Il donnait tout aussitôt de cette formule une traduction téléologique et théologique : 
« ... ou bien le système composé des dieux et des hommes ainsi que des existences naturelles, qui les ont pour leur fin. » (Diogène, VII, 137-138).
Ce système est émané de la substance divine et il s'y résorbera pour que lui succède une autre diakosmèsis

Le monde.
Le monde est un, il est fini et sphérique : affirmation, que Posidonius et Antipater justifiaient par cette considération téléologique que la forme sphérique est la plus favorable au mouvement de l'univers. Il est entouré par l'immensité de l'espace vide. Il a été engendré; il périra et dans ses parties et dans son tout. Dire comment s'est opérée cette génération serait faire connaître de quelle manière ce monde est composé et dans quel ordre en sont disposés les éléments (Diog., VII, 442 et suiv.). 

L'élément essentiel, le grand facteur de la génération est le feu, comme le feu sera le grand agent de la destruction. On peut ainsi retracer les principales phases de notre histoire cosmique : après la consomption universelle a lieu l'affaiblissement partiel et la semi-extinction du feu; puis les éléments se détachent comme autant de dépôts laissés par l'élément primordial; ce sont l'eau et la terre; de l'eau évaporée se dégage l'air et ce dernier se raréfiant se convertit de nouveau en feu. Nouvelle phase : les éléments, grâce à leur mélange, donnent naissance aux plantes et aux animaux. Sur la durée de ces périodes cosmiques auxquelles l'Espurôsim met un terme, les théoriciens de la secte ne craignaient point de donner des précisions : plusieurs auteurs adoptèrent une évaluation pour chacune d'elle de 365 fois 18 000 années. Cette théorie de l'embrasement est, dans la physique stoïcienne, une de celles qui devaient le plus frapper les imaginations. Au dehors de la secte, elle sera citée, discutée. Les apologistes chrétiens s'y référeront volontiers, tantôt pour en faire ressortir les analogies avec leurs propres croyances, tantôt pour mettre en valeur la supériorité de ces dernières. Par contre, au sein de l'école même, elle rencontrera des contradictions : Boéthus fut de ce nombre, et l'on peut lire dans Philon la réfutation en règle qu'il lui opposa (De Incorr. M., 952, e.).

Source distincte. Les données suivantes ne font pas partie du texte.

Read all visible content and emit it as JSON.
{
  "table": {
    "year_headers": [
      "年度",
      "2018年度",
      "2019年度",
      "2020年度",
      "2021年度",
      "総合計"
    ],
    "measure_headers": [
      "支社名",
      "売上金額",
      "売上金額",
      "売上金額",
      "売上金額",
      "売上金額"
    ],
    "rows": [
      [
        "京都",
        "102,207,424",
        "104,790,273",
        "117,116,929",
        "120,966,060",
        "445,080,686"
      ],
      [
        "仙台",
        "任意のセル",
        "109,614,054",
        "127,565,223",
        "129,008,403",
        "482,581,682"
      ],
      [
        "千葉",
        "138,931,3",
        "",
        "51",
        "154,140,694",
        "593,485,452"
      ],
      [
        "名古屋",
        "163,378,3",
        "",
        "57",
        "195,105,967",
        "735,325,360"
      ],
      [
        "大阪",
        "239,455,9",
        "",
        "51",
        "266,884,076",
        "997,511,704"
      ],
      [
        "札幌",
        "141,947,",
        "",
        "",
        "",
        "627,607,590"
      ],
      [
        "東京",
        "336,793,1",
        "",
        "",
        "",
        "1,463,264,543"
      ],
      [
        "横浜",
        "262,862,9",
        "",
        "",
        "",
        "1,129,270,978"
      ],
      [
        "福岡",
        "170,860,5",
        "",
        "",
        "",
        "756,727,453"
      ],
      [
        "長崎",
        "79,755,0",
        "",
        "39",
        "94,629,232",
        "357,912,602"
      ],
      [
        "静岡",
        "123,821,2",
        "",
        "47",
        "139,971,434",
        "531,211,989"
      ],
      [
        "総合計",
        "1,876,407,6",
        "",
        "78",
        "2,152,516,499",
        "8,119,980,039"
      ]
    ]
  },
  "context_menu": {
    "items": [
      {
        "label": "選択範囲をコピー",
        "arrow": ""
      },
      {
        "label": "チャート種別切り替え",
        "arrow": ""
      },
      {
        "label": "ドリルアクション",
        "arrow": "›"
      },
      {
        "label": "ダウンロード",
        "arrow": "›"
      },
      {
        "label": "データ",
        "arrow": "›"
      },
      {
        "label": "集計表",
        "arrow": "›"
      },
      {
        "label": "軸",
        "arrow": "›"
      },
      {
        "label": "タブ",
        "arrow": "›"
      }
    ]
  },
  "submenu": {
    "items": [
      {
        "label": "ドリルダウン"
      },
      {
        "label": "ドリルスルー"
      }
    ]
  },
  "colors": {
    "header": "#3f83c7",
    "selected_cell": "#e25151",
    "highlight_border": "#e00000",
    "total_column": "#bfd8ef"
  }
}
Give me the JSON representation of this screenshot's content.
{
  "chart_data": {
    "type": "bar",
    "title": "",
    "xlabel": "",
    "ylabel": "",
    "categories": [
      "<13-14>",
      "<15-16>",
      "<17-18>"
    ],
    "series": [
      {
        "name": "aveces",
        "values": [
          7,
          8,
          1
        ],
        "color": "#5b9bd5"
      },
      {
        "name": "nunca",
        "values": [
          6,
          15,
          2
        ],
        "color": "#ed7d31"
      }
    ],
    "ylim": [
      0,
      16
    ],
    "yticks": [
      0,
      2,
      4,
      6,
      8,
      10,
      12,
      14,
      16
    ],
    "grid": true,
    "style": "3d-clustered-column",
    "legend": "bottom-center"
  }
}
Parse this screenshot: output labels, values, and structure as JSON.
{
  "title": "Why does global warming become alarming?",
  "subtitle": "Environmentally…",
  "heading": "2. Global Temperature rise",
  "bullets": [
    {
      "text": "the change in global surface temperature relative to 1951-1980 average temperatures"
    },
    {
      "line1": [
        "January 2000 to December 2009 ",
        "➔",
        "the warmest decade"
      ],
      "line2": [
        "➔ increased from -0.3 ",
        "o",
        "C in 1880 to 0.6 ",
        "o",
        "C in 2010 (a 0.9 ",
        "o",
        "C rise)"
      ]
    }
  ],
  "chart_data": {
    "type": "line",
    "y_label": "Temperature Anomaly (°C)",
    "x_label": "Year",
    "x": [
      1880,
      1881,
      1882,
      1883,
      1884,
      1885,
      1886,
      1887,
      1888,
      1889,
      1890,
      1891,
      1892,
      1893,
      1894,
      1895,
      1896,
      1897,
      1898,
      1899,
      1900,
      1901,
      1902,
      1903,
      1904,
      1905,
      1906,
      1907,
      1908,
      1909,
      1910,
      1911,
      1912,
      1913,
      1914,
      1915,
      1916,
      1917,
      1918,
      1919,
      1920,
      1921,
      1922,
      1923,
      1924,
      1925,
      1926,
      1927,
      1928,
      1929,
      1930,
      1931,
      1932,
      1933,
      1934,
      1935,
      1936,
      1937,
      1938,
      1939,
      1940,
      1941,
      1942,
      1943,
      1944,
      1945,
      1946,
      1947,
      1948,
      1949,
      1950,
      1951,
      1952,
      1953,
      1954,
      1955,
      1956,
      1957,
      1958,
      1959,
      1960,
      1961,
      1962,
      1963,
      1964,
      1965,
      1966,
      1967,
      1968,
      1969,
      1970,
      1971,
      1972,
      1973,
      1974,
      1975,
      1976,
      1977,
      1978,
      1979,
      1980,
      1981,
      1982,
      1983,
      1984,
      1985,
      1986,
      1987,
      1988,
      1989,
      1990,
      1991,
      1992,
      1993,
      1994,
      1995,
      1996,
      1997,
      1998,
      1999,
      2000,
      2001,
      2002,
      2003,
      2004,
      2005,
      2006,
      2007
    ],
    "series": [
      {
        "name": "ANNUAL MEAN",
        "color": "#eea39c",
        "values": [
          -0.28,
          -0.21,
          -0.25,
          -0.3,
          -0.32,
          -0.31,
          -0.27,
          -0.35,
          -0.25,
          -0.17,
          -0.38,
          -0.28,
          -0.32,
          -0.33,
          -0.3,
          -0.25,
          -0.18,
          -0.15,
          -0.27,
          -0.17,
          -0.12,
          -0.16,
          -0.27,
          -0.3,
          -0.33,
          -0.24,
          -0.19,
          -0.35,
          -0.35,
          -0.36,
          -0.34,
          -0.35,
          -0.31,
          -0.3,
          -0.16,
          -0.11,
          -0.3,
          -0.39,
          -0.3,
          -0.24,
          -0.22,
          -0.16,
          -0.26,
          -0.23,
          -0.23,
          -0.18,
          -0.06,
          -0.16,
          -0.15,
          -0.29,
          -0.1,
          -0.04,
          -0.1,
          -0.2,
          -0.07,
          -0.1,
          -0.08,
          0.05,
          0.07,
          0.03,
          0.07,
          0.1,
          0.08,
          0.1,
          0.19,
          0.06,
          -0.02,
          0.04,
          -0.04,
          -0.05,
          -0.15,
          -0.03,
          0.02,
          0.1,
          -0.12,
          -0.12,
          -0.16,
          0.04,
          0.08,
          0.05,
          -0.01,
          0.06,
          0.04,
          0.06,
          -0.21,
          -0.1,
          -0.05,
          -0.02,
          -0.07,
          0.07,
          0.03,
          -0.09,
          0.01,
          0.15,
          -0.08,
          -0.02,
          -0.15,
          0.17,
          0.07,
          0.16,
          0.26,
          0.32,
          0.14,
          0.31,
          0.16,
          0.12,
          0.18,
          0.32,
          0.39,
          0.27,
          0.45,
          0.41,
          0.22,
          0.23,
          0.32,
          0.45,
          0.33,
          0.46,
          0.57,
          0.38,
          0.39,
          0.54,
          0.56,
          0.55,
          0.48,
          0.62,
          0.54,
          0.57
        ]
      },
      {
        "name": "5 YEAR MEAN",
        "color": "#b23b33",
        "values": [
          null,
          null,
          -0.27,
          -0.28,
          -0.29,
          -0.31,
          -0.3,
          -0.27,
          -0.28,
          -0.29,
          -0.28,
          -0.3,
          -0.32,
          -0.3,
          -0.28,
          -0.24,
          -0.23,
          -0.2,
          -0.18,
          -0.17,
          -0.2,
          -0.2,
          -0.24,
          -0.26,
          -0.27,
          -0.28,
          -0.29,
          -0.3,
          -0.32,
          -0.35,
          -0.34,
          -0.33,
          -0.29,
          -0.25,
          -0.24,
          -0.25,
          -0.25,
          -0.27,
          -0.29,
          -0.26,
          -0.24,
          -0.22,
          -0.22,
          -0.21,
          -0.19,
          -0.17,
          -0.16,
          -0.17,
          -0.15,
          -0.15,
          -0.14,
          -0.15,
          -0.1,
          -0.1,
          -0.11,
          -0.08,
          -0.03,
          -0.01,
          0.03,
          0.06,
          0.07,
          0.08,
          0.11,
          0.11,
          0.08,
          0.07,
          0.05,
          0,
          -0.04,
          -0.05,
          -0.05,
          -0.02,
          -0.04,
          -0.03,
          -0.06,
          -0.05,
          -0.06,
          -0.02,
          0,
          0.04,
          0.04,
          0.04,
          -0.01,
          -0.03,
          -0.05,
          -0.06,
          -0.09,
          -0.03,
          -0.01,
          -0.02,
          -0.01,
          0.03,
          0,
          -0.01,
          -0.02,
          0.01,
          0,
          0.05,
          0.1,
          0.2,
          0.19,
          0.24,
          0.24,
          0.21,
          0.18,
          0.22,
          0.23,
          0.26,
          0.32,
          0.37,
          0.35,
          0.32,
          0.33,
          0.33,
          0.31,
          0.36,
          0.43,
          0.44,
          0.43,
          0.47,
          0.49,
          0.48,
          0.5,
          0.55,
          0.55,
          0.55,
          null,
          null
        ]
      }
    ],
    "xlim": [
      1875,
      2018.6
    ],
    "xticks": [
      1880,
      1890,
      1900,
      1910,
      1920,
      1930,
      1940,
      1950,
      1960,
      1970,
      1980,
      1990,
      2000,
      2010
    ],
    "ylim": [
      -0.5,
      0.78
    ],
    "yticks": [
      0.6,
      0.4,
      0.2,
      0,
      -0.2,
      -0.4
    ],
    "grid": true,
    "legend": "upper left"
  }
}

Pour comprendre quelle est, dans l'état présent de l'univers, la situation respective des éléments, il faut, avant tout, tenir compte de leurs densités respectives. Le feu et l'air sont les plus légers; la terre et l'eau sont lourds. Mais il faut tenir compte aussi de cette force universelle qui porte naturellement les corps vers le centre du monde. même que dans la génération de l'univers, dans son organisation actuelle aussi le feu est l'agent souverain : non pas peut-être le feu terrestre, d'une pureté trop imparfaite, mais à coup sûr ce feu plus éloigné, qui «comme une frange ardente, entoure le monde», c.-à-d. l'éther. Cela posé, voici comment, selon nos physiciens, les éléments se seraient distribués : la terre est au centre du kosmos. Autour de la terre est l'eau. Au-dessus de l'eau se trouve l'air. Enveloppant tout cela, tourne l'éther qui entraîne dans sa révolution les astres faits de «feu artiste», et eux-mêmes sont distribués dans des régions, différentes : les étoiles fixes au sommet; au-dessous, sur sept lignes, les planètes, entre lesquelles la Lune occupe la situation la plus proche de la Terre. Les astres sont, comme l'avait cru Platon, doués de vie et de raison, des êtres divins. Au reste, la Terre elle-même est non seulement animée, mais toute débordante d'âme, ce qui lui permet, au dire de Sénèque, d'être la grande nourricière du Soleil, des étoiles et du ciel entier.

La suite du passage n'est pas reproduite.